I get an error ( RuntimeError: Trying to backward through the graph a second time, but the buffers have already been freed. Specify retain_graph=True when calling backward the first time) which requires me to set retain_graph=True. However if i do so i get an out of memory error. Is there someway to release the memory after the loss.backward().

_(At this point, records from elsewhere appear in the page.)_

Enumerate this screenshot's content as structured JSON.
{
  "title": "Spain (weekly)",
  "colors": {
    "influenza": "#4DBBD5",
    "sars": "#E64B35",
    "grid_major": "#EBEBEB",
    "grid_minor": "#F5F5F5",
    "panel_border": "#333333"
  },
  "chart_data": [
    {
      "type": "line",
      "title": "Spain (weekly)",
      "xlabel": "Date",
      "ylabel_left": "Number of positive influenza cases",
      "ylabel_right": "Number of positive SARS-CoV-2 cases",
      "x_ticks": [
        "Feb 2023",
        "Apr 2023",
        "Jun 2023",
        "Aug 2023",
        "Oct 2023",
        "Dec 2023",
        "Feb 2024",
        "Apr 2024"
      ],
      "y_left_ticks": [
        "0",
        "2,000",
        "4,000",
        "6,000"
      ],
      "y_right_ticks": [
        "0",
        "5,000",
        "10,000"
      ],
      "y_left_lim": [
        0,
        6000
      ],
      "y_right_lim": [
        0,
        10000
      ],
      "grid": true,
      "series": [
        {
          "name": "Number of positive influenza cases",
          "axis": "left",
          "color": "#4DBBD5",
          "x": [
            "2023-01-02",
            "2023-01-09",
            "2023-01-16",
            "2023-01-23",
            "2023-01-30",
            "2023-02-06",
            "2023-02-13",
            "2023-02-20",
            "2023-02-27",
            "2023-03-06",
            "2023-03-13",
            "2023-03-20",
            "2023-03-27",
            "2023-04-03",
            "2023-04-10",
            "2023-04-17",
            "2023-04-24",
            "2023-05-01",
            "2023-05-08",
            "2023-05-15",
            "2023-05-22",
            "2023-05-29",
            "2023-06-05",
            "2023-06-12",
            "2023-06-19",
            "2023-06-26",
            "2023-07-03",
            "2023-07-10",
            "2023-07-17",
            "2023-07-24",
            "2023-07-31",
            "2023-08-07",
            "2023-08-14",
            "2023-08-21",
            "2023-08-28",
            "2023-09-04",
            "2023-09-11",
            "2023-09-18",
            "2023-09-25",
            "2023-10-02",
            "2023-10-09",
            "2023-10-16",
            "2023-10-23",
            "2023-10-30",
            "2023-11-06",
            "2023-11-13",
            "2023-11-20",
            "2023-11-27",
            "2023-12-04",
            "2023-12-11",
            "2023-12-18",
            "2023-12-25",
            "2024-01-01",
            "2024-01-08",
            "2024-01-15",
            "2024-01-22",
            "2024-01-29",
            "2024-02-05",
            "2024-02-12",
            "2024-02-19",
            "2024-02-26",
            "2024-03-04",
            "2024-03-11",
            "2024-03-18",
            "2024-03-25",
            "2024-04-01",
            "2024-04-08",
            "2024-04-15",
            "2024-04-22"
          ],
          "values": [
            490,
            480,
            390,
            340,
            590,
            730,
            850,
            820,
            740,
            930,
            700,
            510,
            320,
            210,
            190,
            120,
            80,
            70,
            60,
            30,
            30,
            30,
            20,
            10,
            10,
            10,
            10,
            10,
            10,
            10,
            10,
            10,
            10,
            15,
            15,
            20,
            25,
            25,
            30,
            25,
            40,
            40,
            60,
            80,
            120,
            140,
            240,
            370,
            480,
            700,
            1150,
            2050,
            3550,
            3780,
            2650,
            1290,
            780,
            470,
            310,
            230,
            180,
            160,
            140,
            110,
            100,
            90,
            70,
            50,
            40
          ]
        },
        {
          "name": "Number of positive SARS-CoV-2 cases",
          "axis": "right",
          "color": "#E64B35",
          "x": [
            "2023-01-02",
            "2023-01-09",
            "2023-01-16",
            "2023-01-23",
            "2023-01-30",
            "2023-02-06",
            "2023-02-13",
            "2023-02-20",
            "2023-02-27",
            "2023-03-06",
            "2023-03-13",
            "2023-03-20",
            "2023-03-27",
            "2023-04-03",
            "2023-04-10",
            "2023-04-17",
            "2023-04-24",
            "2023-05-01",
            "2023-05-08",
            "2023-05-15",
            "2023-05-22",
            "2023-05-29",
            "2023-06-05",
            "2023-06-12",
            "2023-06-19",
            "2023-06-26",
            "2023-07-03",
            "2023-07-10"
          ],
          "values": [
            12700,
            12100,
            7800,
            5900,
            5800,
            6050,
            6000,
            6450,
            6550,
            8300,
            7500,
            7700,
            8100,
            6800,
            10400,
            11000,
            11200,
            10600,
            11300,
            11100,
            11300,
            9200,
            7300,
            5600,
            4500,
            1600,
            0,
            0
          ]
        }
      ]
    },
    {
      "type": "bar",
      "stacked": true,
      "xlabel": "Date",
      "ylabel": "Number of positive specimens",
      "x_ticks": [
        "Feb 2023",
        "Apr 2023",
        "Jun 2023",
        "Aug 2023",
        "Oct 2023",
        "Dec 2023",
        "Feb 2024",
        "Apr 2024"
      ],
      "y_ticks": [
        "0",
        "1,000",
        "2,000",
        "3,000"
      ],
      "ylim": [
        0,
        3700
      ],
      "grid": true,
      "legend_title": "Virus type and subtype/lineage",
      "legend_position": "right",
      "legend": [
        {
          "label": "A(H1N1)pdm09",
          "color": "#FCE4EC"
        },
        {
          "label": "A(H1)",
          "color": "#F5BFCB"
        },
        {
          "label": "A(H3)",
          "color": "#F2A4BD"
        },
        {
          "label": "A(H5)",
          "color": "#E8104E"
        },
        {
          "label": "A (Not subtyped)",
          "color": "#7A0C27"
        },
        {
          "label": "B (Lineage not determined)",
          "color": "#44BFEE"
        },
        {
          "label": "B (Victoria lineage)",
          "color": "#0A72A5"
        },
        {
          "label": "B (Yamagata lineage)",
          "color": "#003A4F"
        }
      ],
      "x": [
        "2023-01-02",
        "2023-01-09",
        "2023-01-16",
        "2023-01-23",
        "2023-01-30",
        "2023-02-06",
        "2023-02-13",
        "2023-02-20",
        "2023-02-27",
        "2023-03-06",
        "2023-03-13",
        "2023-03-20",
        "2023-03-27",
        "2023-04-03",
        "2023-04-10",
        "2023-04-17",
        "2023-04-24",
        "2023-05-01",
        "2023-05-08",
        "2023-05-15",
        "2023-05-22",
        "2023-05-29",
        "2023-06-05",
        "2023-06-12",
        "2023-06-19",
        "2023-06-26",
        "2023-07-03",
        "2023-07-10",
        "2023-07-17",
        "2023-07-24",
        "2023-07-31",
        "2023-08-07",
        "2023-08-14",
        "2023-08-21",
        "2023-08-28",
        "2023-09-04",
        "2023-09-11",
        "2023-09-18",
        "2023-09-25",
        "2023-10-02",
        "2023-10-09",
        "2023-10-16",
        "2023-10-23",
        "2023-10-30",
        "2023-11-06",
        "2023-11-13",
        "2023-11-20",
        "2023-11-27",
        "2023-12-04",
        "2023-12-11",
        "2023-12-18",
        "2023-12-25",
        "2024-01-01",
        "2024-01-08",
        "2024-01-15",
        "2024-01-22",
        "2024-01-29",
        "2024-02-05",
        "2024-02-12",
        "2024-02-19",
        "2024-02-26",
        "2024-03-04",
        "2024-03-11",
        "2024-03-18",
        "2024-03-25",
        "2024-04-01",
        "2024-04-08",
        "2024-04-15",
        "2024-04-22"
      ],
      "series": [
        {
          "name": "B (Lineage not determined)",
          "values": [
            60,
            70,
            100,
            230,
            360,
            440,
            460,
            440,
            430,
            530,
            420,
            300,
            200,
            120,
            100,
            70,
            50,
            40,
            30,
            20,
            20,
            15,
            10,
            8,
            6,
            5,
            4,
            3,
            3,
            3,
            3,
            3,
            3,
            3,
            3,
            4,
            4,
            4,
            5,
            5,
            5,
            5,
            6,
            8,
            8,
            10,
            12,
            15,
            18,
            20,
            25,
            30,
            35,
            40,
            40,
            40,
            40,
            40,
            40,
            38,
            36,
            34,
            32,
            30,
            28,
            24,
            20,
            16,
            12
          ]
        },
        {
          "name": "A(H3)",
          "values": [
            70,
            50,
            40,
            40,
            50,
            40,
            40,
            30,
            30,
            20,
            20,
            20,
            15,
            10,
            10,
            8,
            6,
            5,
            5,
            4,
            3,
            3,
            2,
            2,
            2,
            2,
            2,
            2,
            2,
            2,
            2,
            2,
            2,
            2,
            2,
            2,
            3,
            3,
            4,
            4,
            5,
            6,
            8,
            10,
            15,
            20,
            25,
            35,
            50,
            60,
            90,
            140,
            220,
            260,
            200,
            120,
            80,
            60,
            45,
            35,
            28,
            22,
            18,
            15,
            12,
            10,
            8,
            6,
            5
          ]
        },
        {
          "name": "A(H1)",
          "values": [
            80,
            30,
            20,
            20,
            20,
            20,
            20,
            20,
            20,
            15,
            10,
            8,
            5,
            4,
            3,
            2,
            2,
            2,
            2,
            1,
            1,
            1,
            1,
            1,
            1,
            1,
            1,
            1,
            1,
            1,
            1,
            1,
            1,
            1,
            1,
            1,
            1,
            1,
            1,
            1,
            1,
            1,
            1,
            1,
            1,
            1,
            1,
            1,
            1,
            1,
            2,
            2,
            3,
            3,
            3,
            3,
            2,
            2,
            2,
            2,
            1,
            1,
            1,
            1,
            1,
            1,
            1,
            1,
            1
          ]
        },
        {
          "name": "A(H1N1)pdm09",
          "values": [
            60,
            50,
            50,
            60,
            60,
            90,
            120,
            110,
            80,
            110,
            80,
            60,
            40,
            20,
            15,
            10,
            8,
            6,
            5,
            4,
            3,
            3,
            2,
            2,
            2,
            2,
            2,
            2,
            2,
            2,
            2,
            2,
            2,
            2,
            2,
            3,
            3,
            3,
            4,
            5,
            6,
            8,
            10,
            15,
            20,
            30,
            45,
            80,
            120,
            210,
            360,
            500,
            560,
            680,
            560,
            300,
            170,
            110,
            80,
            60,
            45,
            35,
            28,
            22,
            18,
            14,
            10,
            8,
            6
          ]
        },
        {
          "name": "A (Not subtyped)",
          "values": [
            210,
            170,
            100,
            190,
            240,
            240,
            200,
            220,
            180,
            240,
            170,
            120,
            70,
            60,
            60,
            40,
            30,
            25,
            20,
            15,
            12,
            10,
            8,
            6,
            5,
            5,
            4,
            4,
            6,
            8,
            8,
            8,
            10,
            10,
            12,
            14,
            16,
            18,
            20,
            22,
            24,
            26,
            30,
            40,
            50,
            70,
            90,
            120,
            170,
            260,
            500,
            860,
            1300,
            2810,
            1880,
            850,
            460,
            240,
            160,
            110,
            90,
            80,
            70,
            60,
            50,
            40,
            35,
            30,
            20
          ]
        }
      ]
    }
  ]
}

Or some other way to work around the error other than retain_graph=True.

This is representattive of what I am trying to do :

    latents = torch.randn(
        (batch_size, 4, height // 8, width // 8),
        generator=generator,
    )
    latents = latents.to(torch_device, dtype=torch.float16)

    for j in range(num_iter):
        latents_new = return_unet(latents, text_embeddings)
        loss, model_input = return_model(latents_new)
        loss.backward()

        img2 = (model_input['pixel_values']) - lr_rate * (model_input['pixel_values'].grad)
        m = torch.nn.Upsample(scale_factor=3.5, mode='nearest')
        loss2 = sum(sum(sum(sum(img2 - m(latents_new)))))
        loss2.backward(retain_graph=True)

        text_embeddings = text_embeddings - lr_rate * text_embeddings.grad

Based on the code it seems loss.backward() deletes the intermediates of return_unet and return_model, which will then cause the issue in loss2.backward() since it uses model_input which was created by using both models.
You could sum the losses together and call .backward() on the sum or you could call loss.backward(retain_graph=True) and afterwards loss.backward(), but I would probably prefer the former approach.

The reason I dont sum is that i need to get the gradients on model_input using loss.backward() first and then compute loss2 for gradients on text_embeddings. And strangely i get an error if i use retain_graph=True on loss.backward and not on loss2.backward. But I dont get an error if i use retain_graph=True on loss2.backward as in the code snippet above.